Judge Tosses Bias Claim Against Fla. Fire Dept.

     (CN) – Black firefighters in Jacksonville, Florida waited too long to enforce an order that required an equal number of black and white firefighters are hired in the city, a federal judge ruled.
     Olivette Coffey Jr., a black man with military firefighting experience, sued Dwight Braddy and other members of the city’s Civil Service Board for rejecting his application. He claims their hiring practices violated his civil rights.
     After years of complaints of racial discrimination by the City of Jacksonville fire department, a federal court entered a consent decree in 1982 requiring the city to hire “an equal number of blacks and whites until the ratio of black fire fighters to white fire fighters reflects the ratio of black citizens to white citizens in the City of Jacksonville.”

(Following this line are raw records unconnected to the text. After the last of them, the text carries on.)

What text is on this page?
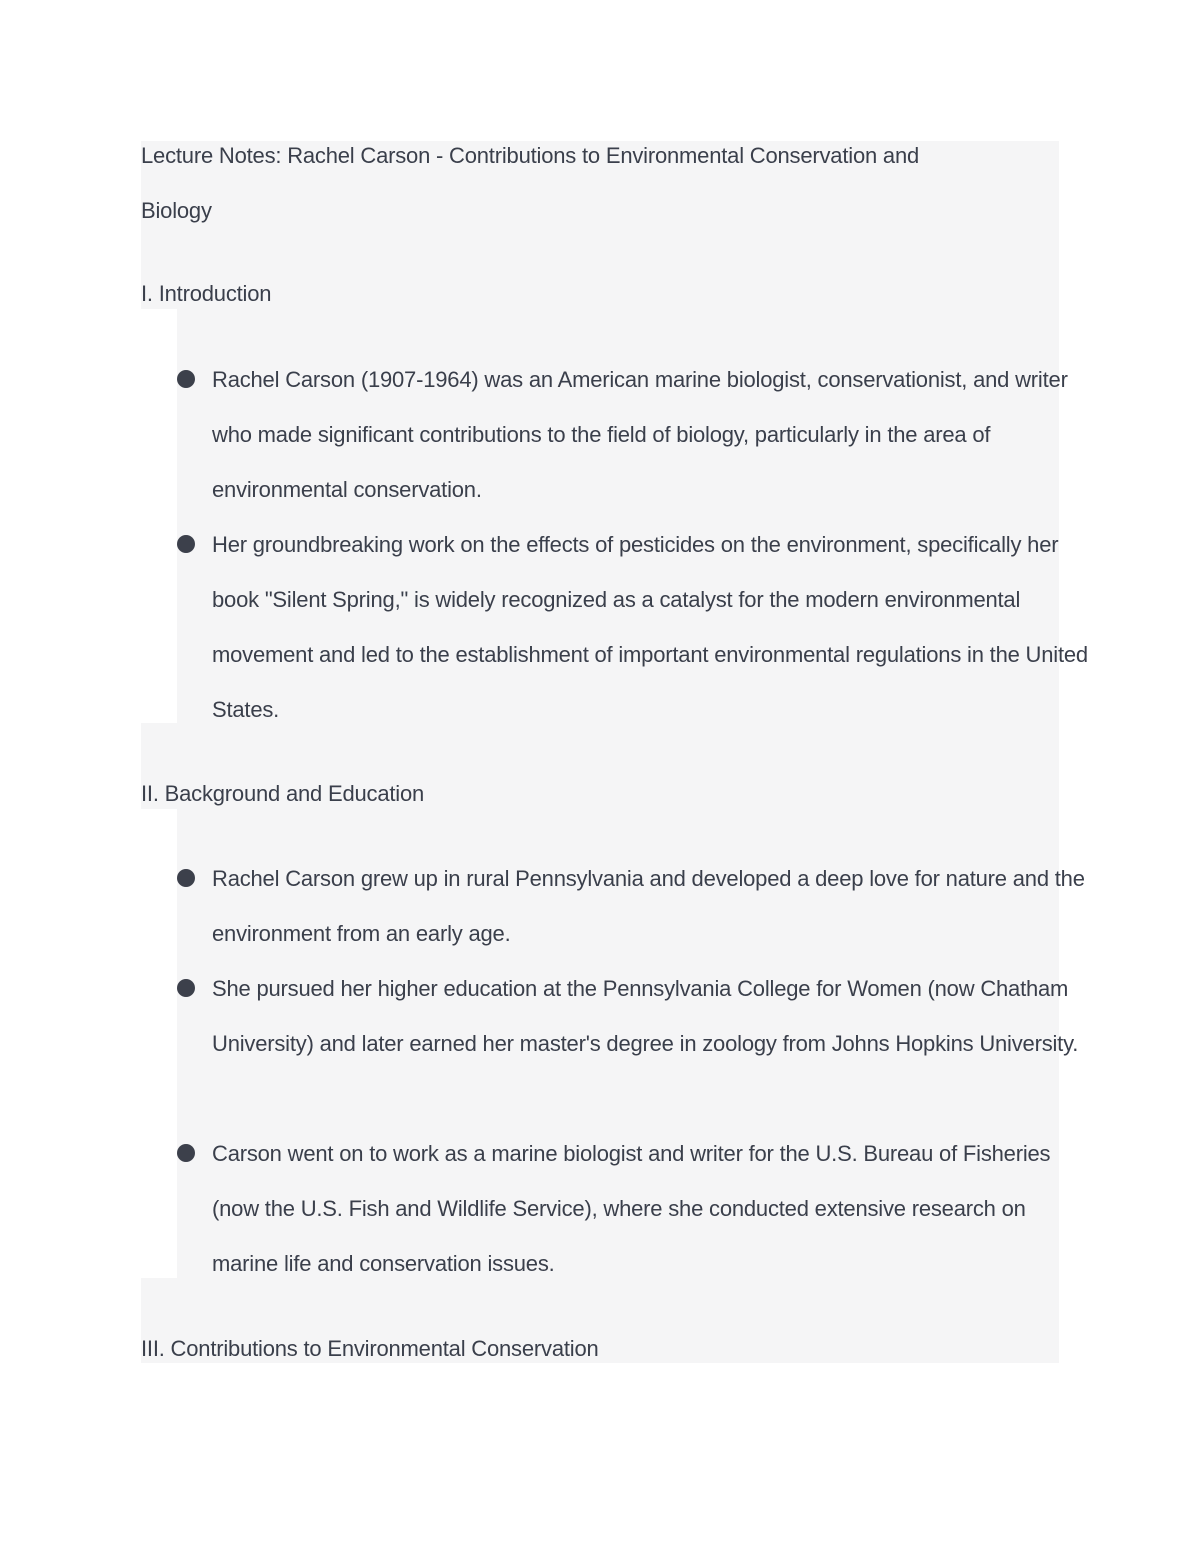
Lecture Notes: Rachel Carson - Contributions to Environmental Conservation and
Biology
I. Introduction
Rachel Carson (1907-1964) was an American marine biologist, conservationist, and writer who made significant contributions to the field of biology, particularly in the area of environmental conservation.
Her groundbreaking work on the effects of pesticides on the environment, specifically her book "Silent Spring," is widely recognized as a catalyst for the modern environmental movement and led to the establishment of important environmental regulations in the United States.
II. Background and Education
Rachel Carson grew up in rural Pennsylvania and developed a deep love for nature and the environment from an early age.
She pursued her higher education at the Pennsylvania College for Women (now Chatham University) and later earned her master's degree in zoology from Johns Hopkins University.
Carson went on to work as a marine biologist and writer for the U.S. Bureau of Fisheries (now the U.S. Fish and Wildlife Service), where she conducted extensive research on marine life and conservation issues.
III. Contributions to Environmental Conservation
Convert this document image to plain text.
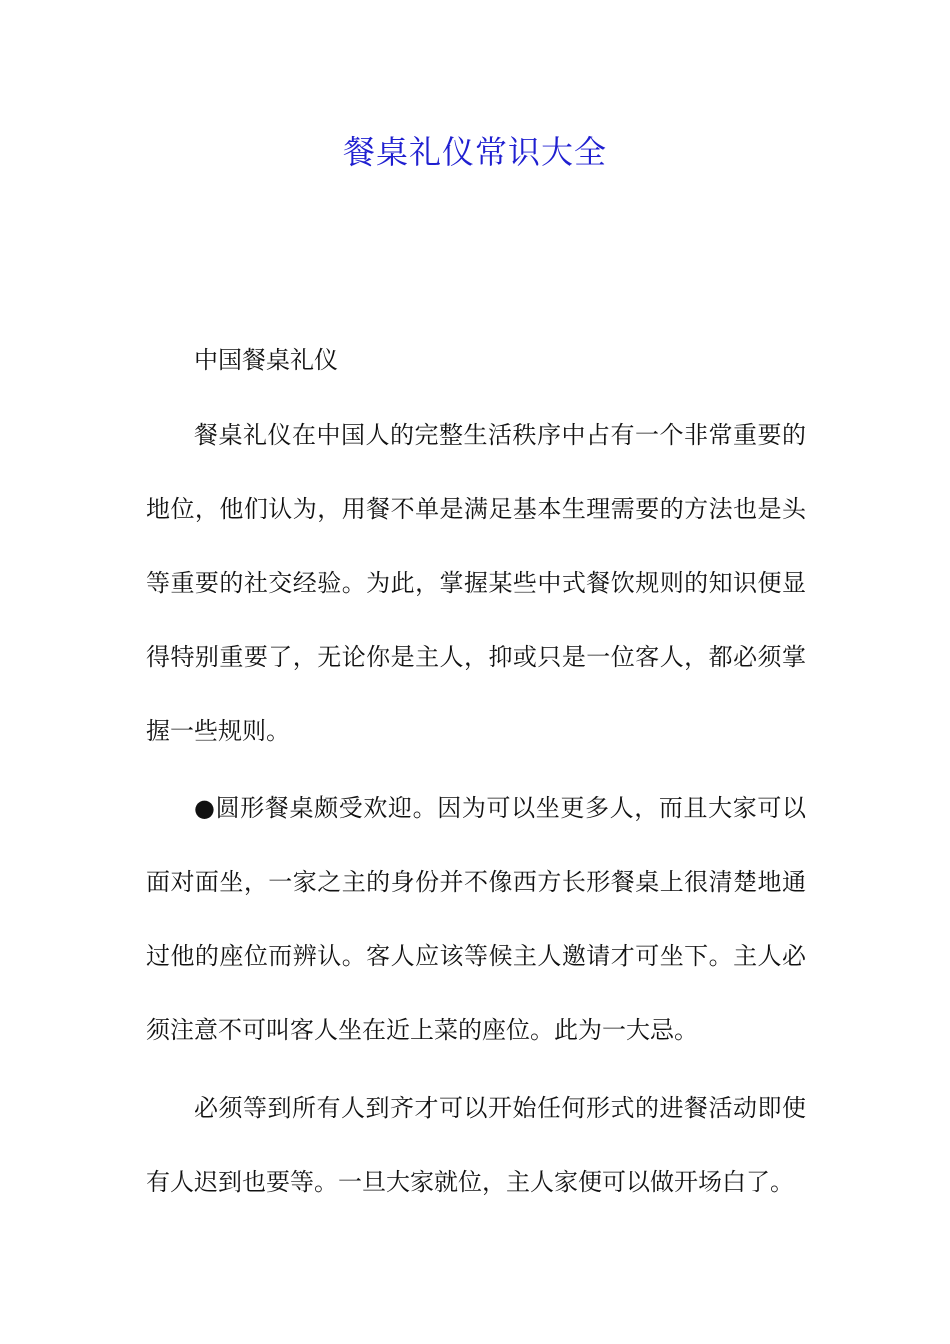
餐桌礼仪常识大全
中国餐桌礼仪

餐桌礼仪在中国人的完整生活秩序中占有一个非常重要的地位，他们认为，用餐不单是满足基本生理需要的方法也是头等重要的社交经验。为此，掌握某些中式餐饮规则的知识便显得特别重要了，无论你是主人，抑或只是一位客人，都必须掌握一些规则。

●圆形餐桌颇受欢迎。因为可以坐更多人，而且大家可以面对面坐，一家之主的身份并不像西方长形餐桌上很清楚地通过他的座位而辨认。客人应该等候主人邀请才可坐下。主人必须注意不可叫客人坐在近上菜的座位。此为一大忌。

必须等到所有人到齐才可以开始任何形式的进餐活动即使有人迟到也要等。一旦大家就位，主人家便可以做开场白了。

     According to the order, the city complied until 1992 when, without notice, it simply stopped following the court’s decree. Immediately, the hiring of black firefighter plummeted, according to the plaintiff.

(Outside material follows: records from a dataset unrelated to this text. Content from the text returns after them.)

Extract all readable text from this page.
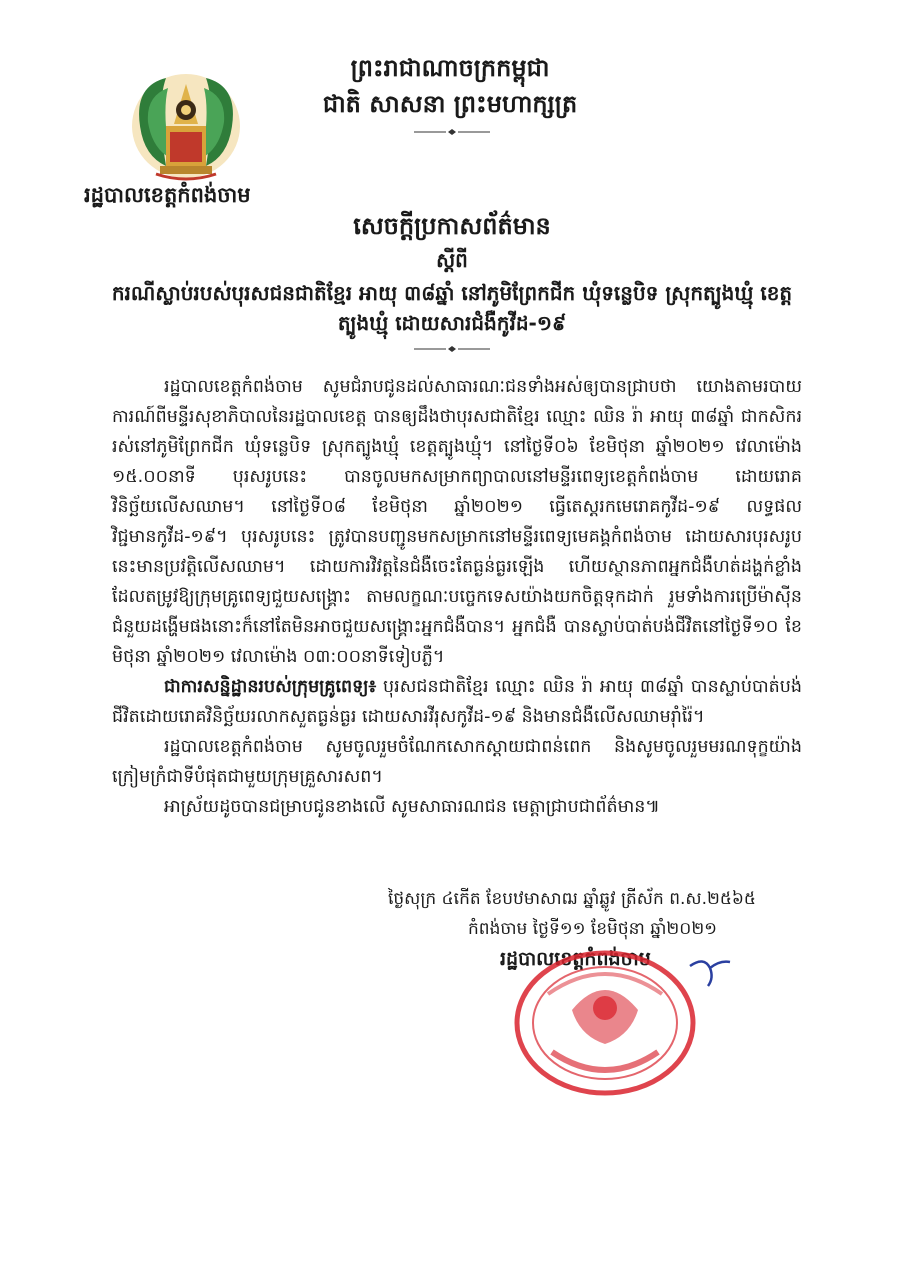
រដ្ឋបាលខេត្តកំពង់ចាម
ព្រះរាជាណាចក្រកម្ពុជា
ជាតិ សាសនា ព្រះមហាក្សត្រ
សេចក្តីប្រកាសព័ត៌មាន
ស្តីពី
ករណីស្លាប់របស់បុរសជនជាតិខ្មែរ អាយុ ៣៨ឆ្នាំ នៅភូមិព្រែកជីក ឃុំទន្លេបិទ ស្រុកត្បូងឃ្មុំ ខេត្តត្បូងឃ្មុំ ដោយសារជំងឺកូវីដ-១៩

រដ្ឋបាលខេត្តកំពង់ចាម សូមជំរាបជូនដល់សាធារណៈជនទាំងអស់ឲ្យបានជ្រាបថា យោងតាមរបាយការណ៍ពីមន្ទីរសុខាភិបាលនៃរដ្ឋបាលខេត្ត បានឲ្យដឹងថាបុរសជាតិខ្មែរ ឈ្មោះ ឈិន រ៉ា អាយុ ៣៨ឆ្នាំ ជាកសិករ រស់នៅភូមិព្រែកជីក ឃុំទន្លេបិទ ស្រុកត្បូងឃ្មុំ ខេត្តត្បូងឃ្មុំ។ នៅថ្ងៃទី០៦ ខែមិថុនា ឆ្នាំ២០២១ វេលាម៉ោង ១៥.០០នាទី បុរសរូបនេះ បានចូលមកសម្រាកព្យាបាលនៅមន្ទីរពេទ្យខេត្តកំពង់ចាម ដោយរោគវិនិច្ឆ័យលើសឈាម។ នៅថ្ងៃទី០៨ ខែមិថុនា ឆ្នាំ២០២១ ធ្វើតេស្តរកមេរោគកូវីដ-១៩ លទ្ធផលវិជ្ជមានកូវីដ-១៩។ បុរសរូបនេះ ត្រូវបានបញ្ជូនមកសម្រាកនៅមន្ទីរពេទ្យមេគង្គកំពង់ចាម ដោយសារបុរសរូបនេះមានប្រវត្តិលើសឈាម។ ដោយការវិវត្តនៃជំងឺចេះតែធ្ងន់ធ្ងរឡើង ហើយស្ថានភាពអ្នកជំងឺហត់ដង្ហក់ខ្លាំង ដែលតម្រូវឱ្យក្រុមគ្រូពេទ្យជួយសង្គ្រោះ តាមលក្ខណៈបច្ចេកទេសយ៉ាងយកចិត្តទុកដាក់ រួមទាំងការប្រើម៉ាស៊ីនជំនួយដង្ហើមផងនោះក៏នៅតែមិនអាចជួយសង្គ្រោះអ្នកជំងឺបាន។ អ្នកជំងឺ បានស្លាប់បាត់បង់ជីវិតនៅថ្ងៃទី១០ ខែមិថុនា ឆ្នាំ២០២១ វេលាម៉ោង ០៣:០០នាទីទៀបភ្លឺ។

ជាការសន្និដ្ឋានរបស់ក្រុមគ្រូពេទ្យ៖ បុរសជនជាតិខ្មែរ ឈ្មោះ ឈិន រ៉ា អាយុ ៣៨ឆ្នាំ បានស្លាប់បាត់បង់ជីវិតដោយរោគវិនិច្ឆ័យរលាកសួតធ្ងន់ធ្ងរ ដោយសារវីរុសកូវីដ-១៩ និងមានជំងឺលើសឈាមរ៉ាំរ៉ៃ។

រដ្ឋបាលខេត្តកំពង់ចាម សូមចូលរួមចំណែកសោកស្តាយជាពន់ពេក និងសូមចូលរួមមរណទុក្ខយ៉ាងក្រៀមក្រំជាទីបំផុតជាមួយក្រុមគ្រួសារសព។

អាស្រ័យដូចបានជម្រាបជូនខាងលើ សូមសាធារណជន មេត្តាជ្រាបជាព័ត៌មាន៕

ថ្ងៃសុក្រ ៤កើត ខែបឋមាសាឍ ឆ្នាំឆ្លូវ ត្រីស័ក ព.ស.២៥៦៥
កំពង់ចាម ថ្ងៃទី១១ ខែមិថុនា ឆ្នាំ២០២១
រដ្ឋបាលខេត្តកំពង់ចាម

     Coffey claimed that between 1992 and 1997, the City hired 136 firefighters, yet only one was black and that, after 1997, the number of black firefighters hired continued to be far below the number of white firefighters hired, in contravention of the decree’s one to one hiring dictate.
     But it was not until 2007 when Coffey decided to hold the city accountable.
     In the class action suit, Coffey sought to represent a class of the black residents of the city who desired to have their homes and neighborhoods protected by a fire department whose members reflected the Jacksonville’s racial and ethnic diversity, as well as applicants and potential applicants whose applications had been or would be denied because of the fire department’s discriminatory hiring process.
     Coffey sought declaratory and injunctive relief under the due process and equal protection clauses of the Fourteenth Amendment, and under the Florida Constitution and Florida law.
     But while U.S. District Judge Timothy Corrigan conceded that the city may have been wrong when it stopped following the order without notice 15 years ago, he held that occurred too long ago to hold anyone accountable.
     “The City stopped complying in 1992, it gave no notice to the Court, the lawyers for the plaintiff class, the public and perhaps even the City Council and the Mayor. If true, the City’s action was unacceptable and potentially contumacious. The City should have asked the Court to modify or dissolve the decree if it thought it had achieved compliance,” Judge Corrigan wrote.
     “If this was 1992, 1993, or 1994 (or perhaps even somewhat later) the Court could consider whether to hold the City in contempt or whether to dissolve or modify the decree,” the judge continued. “But the City argues that, even if it was in violation, by waiting fifteen years to raise the issue, the gaps in the record are such that the City cannot defend itself, and plaintiffs are therefore barred by laches from obtaining any relief.
     “While the City did not make any announcement either before or at the time it stopped following the decree, that soon became common knowledge. African-American firefighters, the Jacksonville Brotherhood of Firefighters, their lawyer … and other interested parties knew early on that the City had ceased complying without seeking Court approval, but the plaintiffs waited fifteen years to resurrect the matter.”
     “Absolutely nothing prevented plaintiffs from returning to Court in the early 1990’s seeking to hold the City in contempt; thus the plaintiffs’ delay was “not excusable.” And now it is too late,” Corrigan wrote.
     He therefore had no choice, he said, but to deny Coffey’s motion to hold the City of Jacksonville in contempt and granted The City’s motion to dissolve the decree and dismiss this case.